The hush before the rush in New York

At dawn, an unfamiliar quiet engulfs the city.

There is something optimistic about a new day, even before the sun has risen.

In the predawn darkness, the New York City taxi in which I'm riding glides down upper Fifth Avenue in perfect time with the synchronized lights, past empty buses and shadowy Upper East Side streets and apartment windows, on a wide-open straightaway, in a still-sleeping city.

The navy-blue sky becomes a backdrop for darkened roof peaks and turrets, while Central Park, to my right, looms black and obscure.

Farther south, at 60th Street, the entrances of the Pierre and Plaza Hotels glow, and the lighted storefronts shine onto the avenue's vacant pavement.

On a nearby corner, a lone sidewalk vendor parks his silver cart, brimming with a rush-hour's worth of doughnuts and drink cups.

A solitary early-morning commuter, coffee container in hand, ambles toward an office building's granite entrance.

At this time of day in New York City, a mere 20 minutes can mean the difference between a peaceful constitutional down an uncrowded sidewalk and a harried hike zigzagging past the first wave of the day's bustling commuters as they pour out of side streets and subway stations.

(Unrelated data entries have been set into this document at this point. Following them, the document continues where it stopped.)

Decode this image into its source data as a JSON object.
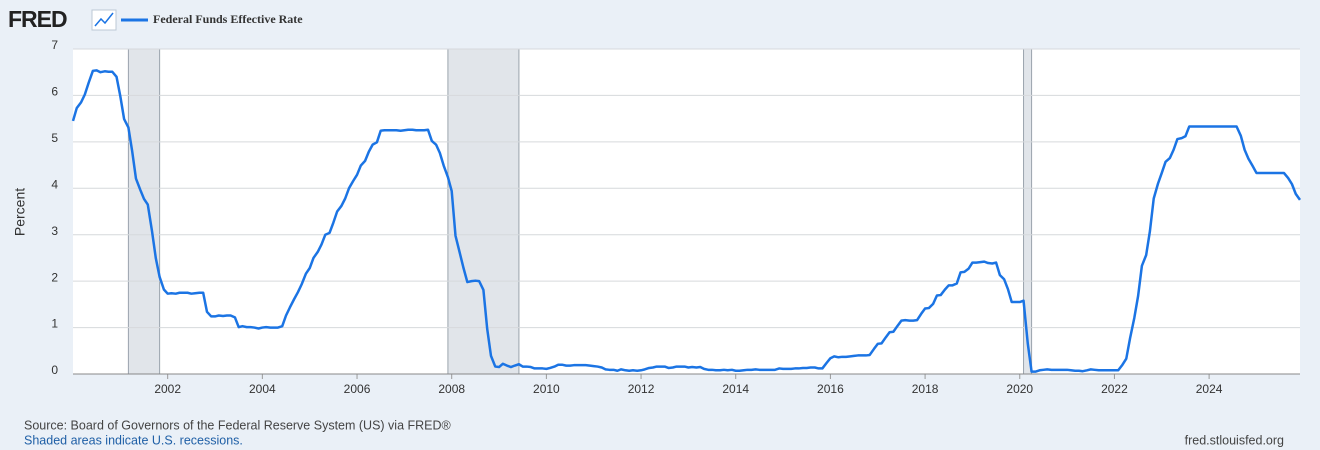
{
  "header": {
    "logo": "FRED"
  },
  "chart_data": {
    "type": "line",
    "y_label": "Percent",
    "x": [
      2000,
      2000.08,
      2000.17,
      2000.25,
      2000.33,
      2000.42,
      2000.5,
      2000.58,
      2000.67,
      2000.75,
      2000.83,
      2000.92,
      2001,
      2001.08,
      2001.17,
      2001.25,
      2001.33,
      2001.42,
      2001.5,
      2001.58,
      2001.67,
      2001.75,
      2001.83,
      2001.92,
      2002,
      2002.08,
      2002.17,
      2002.25,
      2002.33,
      2002.42,
      2002.5,
      2002.58,
      2002.67,
      2002.75,
      2002.83,
      2002.92,
      2003,
      2003.08,
      2003.17,
      2003.25,
      2003.33,
      2003.42,
      2003.5,
      2003.58,
      2003.67,
      2003.75,
      2003.83,
      2003.92,
      2004,
      2004.08,
      2004.17,
      2004.25,
      2004.33,
      2004.42,
      2004.5,
      2004.58,
      2004.67,
      2004.75,
      2004.83,
      2004.92,
      2005,
      2005.08,
      2005.17,
      2005.25,
      2005.33,
      2005.42,
      2005.5,
      2005.58,
      2005.67,
      2005.75,
      2005.83,
      2005.92,
      2006,
      2006.08,
      2006.17,
      2006.25,
      2006.33,
      2006.42,
      2006.5,
      2006.58,
      2006.67,
      2006.75,
      2006.83,
      2006.92,
      2007,
      2007.08,
      2007.17,
      2007.25,
      2007.33,
      2007.42,
      2007.5,
      2007.58,
      2007.67,
      2007.75,
      2007.83,
      2007.92,
      2008,
      2008.08,
      2008.17,
      2008.25,
      2008.33,
      2008.42,
      2008.5,
      2008.58,
      2008.67,
      2008.75,
      2008.83,
      2008.92,
      2009,
      2009.08,
      2009.17,
      2009.25,
      2009.33,
      2009.42,
      2009.5,
      2009.58,
      2009.67,
      2009.75,
      2009.83,
      2009.92,
      2010,
      2010.08,
      2010.17,
      2010.25,
      2010.33,
      2010.42,
      2010.5,
      2010.58,
      2010.67,
      2010.75,
      2010.83,
      2010.92,
      2011,
      2011.08,
      2011.17,
      2011.25,
      2011.33,
      2011.42,
      2011.5,
      2011.58,
      2011.67,
      2011.75,
      2011.83,
      2011.92,
      2012,
      2012.08,
      2012.17,
      2012.25,
      2012.33,
      2012.42,
      2012.5,
      2012.58,
      2012.67,
      2012.75,
      2012.83,
      2012.92,
      2013,
      2013.08,
      2013.17,
      2013.25,
      2013.33,
      2013.42,
      2013.5,
      2013.58,
      2013.67,
      2013.75,
      2013.83,
      2013.92,
      2014,
      2014.08,
      2014.17,
      2014.25,
      2014.33,
      2014.42,
      2014.5,
      2014.58,
      2014.67,
      2014.75,
      2014.83,
      2014.92,
      2015,
      2015.08,
      2015.17,
      2015.25,
      2015.33,
      2015.42,
      2015.5,
      2015.58,
      2015.67,
      2015.75,
      2015.83,
      2015.92,
      2016,
      2016.08,
      2016.17,
      2016.25,
      2016.33,
      2016.42,
      2016.5,
      2016.58,
      2016.67,
      2016.75,
      2016.83,
      2016.92,
      2017,
      2017.08,
      2017.17,
      2017.25,
      2017.33,
      2017.42,
      2017.5,
      2017.58,
      2017.67,
      2017.75,
      2017.83,
      2017.92,
      2018,
      2018.08,
      2018.17,
      2018.25,
      2018.33,
      2018.42,
      2018.5,
      2018.58,
      2018.67,
      2018.75,
      2018.83,
      2018.92,
      2019,
      2019.08,
      2019.17,
      2019.25,
      2019.33,
      2019.42,
      2019.5,
      2019.58,
      2019.67,
      2019.75,
      2019.83,
      2019.92,
      2020,
      2020.08,
      2020.17,
      2020.25,
      2020.33,
      2020.42,
      2020.5,
      2020.58,
      2020.67,
      2020.75,
      2020.83,
      2020.92,
      2021,
      2021.08,
      2021.17,
      2021.25,
      2021.33,
      2021.42,
      2021.5,
      2021.58,
      2021.67,
      2021.75,
      2021.83,
      2021.92,
      2022,
      2022.08,
      2022.17,
      2022.25,
      2022.33,
      2022.42,
      2022.5,
      2022.58,
      2022.67,
      2022.75,
      2022.83,
      2022.92,
      2023,
      2023.08,
      2023.17,
      2023.25,
      2023.33,
      2023.42,
      2023.5,
      2023.58,
      2023.67,
      2023.75,
      2023.83,
      2023.92,
      2024,
      2024.08,
      2024.17,
      2024.25,
      2024.33,
      2024.42,
      2024.5,
      2024.58,
      2024.67,
      2024.75,
      2024.83,
      2024.92,
      2025,
      2025.08,
      2025.17,
      2025.25,
      2025.33,
      2025.42,
      2025.5,
      2025.58,
      2025.67,
      2025.75,
      2025.83,
      2025.92
    ],
    "series": [
      {
        "name": "Federal Funds Effective Rate",
        "color": "#1b74e4",
        "values": [
          5.45,
          5.73,
          5.85,
          6.02,
          6.27,
          6.53,
          6.54,
          6.5,
          6.52,
          6.51,
          6.51,
          6.4,
          5.98,
          5.49,
          5.31,
          4.8,
          4.21,
          3.97,
          3.77,
          3.65,
          3.07,
          2.49,
          2.09,
          1.82,
          1.73,
          1.74,
          1.73,
          1.75,
          1.75,
          1.75,
          1.73,
          1.74,
          1.75,
          1.75,
          1.34,
          1.24,
          1.24,
          1.26,
          1.25,
          1.26,
          1.26,
          1.22,
          1.01,
          1.03,
          1.01,
          1.01,
          1.0,
          0.98,
          1.0,
          1.01,
          1.0,
          1.0,
          1.0,
          1.03,
          1.26,
          1.43,
          1.61,
          1.76,
          1.93,
          2.16,
          2.28,
          2.5,
          2.63,
          2.79,
          3.0,
          3.04,
          3.26,
          3.5,
          3.62,
          3.78,
          4.0,
          4.16,
          4.29,
          4.49,
          4.59,
          4.79,
          4.94,
          4.99,
          5.24,
          5.25,
          5.25,
          5.25,
          5.25,
          5.24,
          5.25,
          5.26,
          5.26,
          5.25,
          5.25,
          5.25,
          5.26,
          5.02,
          4.94,
          4.76,
          4.49,
          4.24,
          3.94,
          2.98,
          2.61,
          2.28,
          1.98,
          2.0,
          2.01,
          2.0,
          1.81,
          0.97,
          0.39,
          0.16,
          0.15,
          0.22,
          0.18,
          0.15,
          0.18,
          0.21,
          0.16,
          0.16,
          0.15,
          0.12,
          0.12,
          0.12,
          0.11,
          0.13,
          0.16,
          0.2,
          0.2,
          0.18,
          0.18,
          0.19,
          0.19,
          0.19,
          0.19,
          0.18,
          0.17,
          0.16,
          0.14,
          0.1,
          0.09,
          0.09,
          0.07,
          0.1,
          0.08,
          0.07,
          0.08,
          0.07,
          0.08,
          0.1,
          0.13,
          0.14,
          0.16,
          0.16,
          0.16,
          0.13,
          0.14,
          0.16,
          0.16,
          0.16,
          0.14,
          0.15,
          0.14,
          0.15,
          0.11,
          0.09,
          0.09,
          0.08,
          0.08,
          0.09,
          0.08,
          0.09,
          0.07,
          0.07,
          0.08,
          0.09,
          0.09,
          0.1,
          0.09,
          0.09,
          0.09,
          0.09,
          0.09,
          0.12,
          0.11,
          0.11,
          0.11,
          0.12,
          0.12,
          0.13,
          0.13,
          0.14,
          0.14,
          0.12,
          0.12,
          0.24,
          0.34,
          0.38,
          0.36,
          0.37,
          0.37,
          0.38,
          0.39,
          0.4,
          0.4,
          0.4,
          0.41,
          0.54,
          0.65,
          0.66,
          0.79,
          0.9,
          0.91,
          1.04,
          1.15,
          1.16,
          1.15,
          1.15,
          1.16,
          1.3,
          1.41,
          1.42,
          1.51,
          1.69,
          1.7,
          1.82,
          1.91,
          1.91,
          1.95,
          2.19,
          2.2,
          2.27,
          2.4,
          2.4,
          2.41,
          2.42,
          2.39,
          2.38,
          2.4,
          2.13,
          2.04,
          1.83,
          1.55,
          1.55,
          1.55,
          1.58,
          0.65,
          0.05,
          0.05,
          0.08,
          0.09,
          0.1,
          0.09,
          0.09,
          0.09,
          0.09,
          0.09,
          0.08,
          0.07,
          0.07,
          0.06,
          0.08,
          0.1,
          0.09,
          0.08,
          0.08,
          0.08,
          0.08,
          0.08,
          0.08,
          0.2,
          0.33,
          0.77,
          1.21,
          1.68,
          2.33,
          2.56,
          3.08,
          3.78,
          4.1,
          4.33,
          4.57,
          4.65,
          4.83,
          5.06,
          5.08,
          5.12,
          5.33,
          5.33,
          5.33,
          5.33,
          5.33,
          5.33,
          5.33,
          5.33,
          5.33,
          5.33,
          5.33,
          5.33,
          5.33,
          5.13,
          4.83,
          4.64,
          4.48,
          4.33,
          4.33,
          4.33,
          4.33,
          4.33,
          4.33,
          4.33,
          4.33,
          4.22,
          4.09,
          3.88,
          3.75
        ]
      }
    ],
    "recessions": [
      [
        2001.17,
        2001.83
      ],
      [
        2007.92,
        2009.42
      ],
      [
        2020.08,
        2020.25
      ]
    ],
    "recession_color": "#e1e5ea",
    "xlim": [
      2000,
      2025.92
    ],
    "ylim": [
      0,
      7
    ],
    "xticks": [
      2002,
      2004,
      2006,
      2008,
      2010,
      2012,
      2014,
      2016,
      2018,
      2020,
      2022,
      2024
    ],
    "yticks": [
      0,
      1,
      2,
      3,
      4,
      5,
      6,
      7
    ],
    "grid": true
  },
  "footer": {
    "source": "Source: Board of Governors of the Federal Reserve System (US) via FRED®",
    "note": "Shaded areas indicate U.S. recessions.",
    "credit": "fred.stlouisfed.org"
  }
}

Today, it is still early enough to absorb the morning's tranquility while I ride to Pennsylvania Station for a day trip to a business meeting in Washington. Clutching a mug of coffee, I am here to witness this urban awakening.

There is an otherworldly, some-other-city quality to Fifth Avenue at 5:45 a.m.

It is as if the city is another person's metropolis, not the one that I have lived in for decades.

Store windows, although familiar with their haute mannequins in layers of colorful clothing and elaborate shoes, have a foreign feel.

Perhaps it is the absence of people blocking a clear view of the stores' wares, and the motion that is always part of Midtown life, ebbing and flowing with the "Don't Walk" signs or traffic making its way downtown in fits and starts or the crowds that swell at the windows of Tiffany & Co. and Saks Fifth Avenue.

My taxi travels to Midtown in record time, the numbers on the passing streets descending rhythmically one by one – 45th, 44th – like minutes.

As I near my destination, a blush of daybreak appears along the eastern edge of Manhattan, across East 42nd Street near the river. The rest of New York still slumbers, and the Empire State Building's spire is still lost in a shroud of mist.

In a few moments, the city will awaken. Workers will pile out of Grand Central and Penn Stations and scurry through crosswalks.

Bus windows will fill with faces that stare down at me in my cab, and the sky will fade from navy to gray to bright blue.

In time, even the thick mist hiding the spire at 34th Street will evaporate, allowing the sun to shine and cast long shadows west toward the Hudson River.

But all this will come later.

For now, though, in this predawn quiet, I'm swept up in the promise and the wonder of something completely familiar yet brand-new.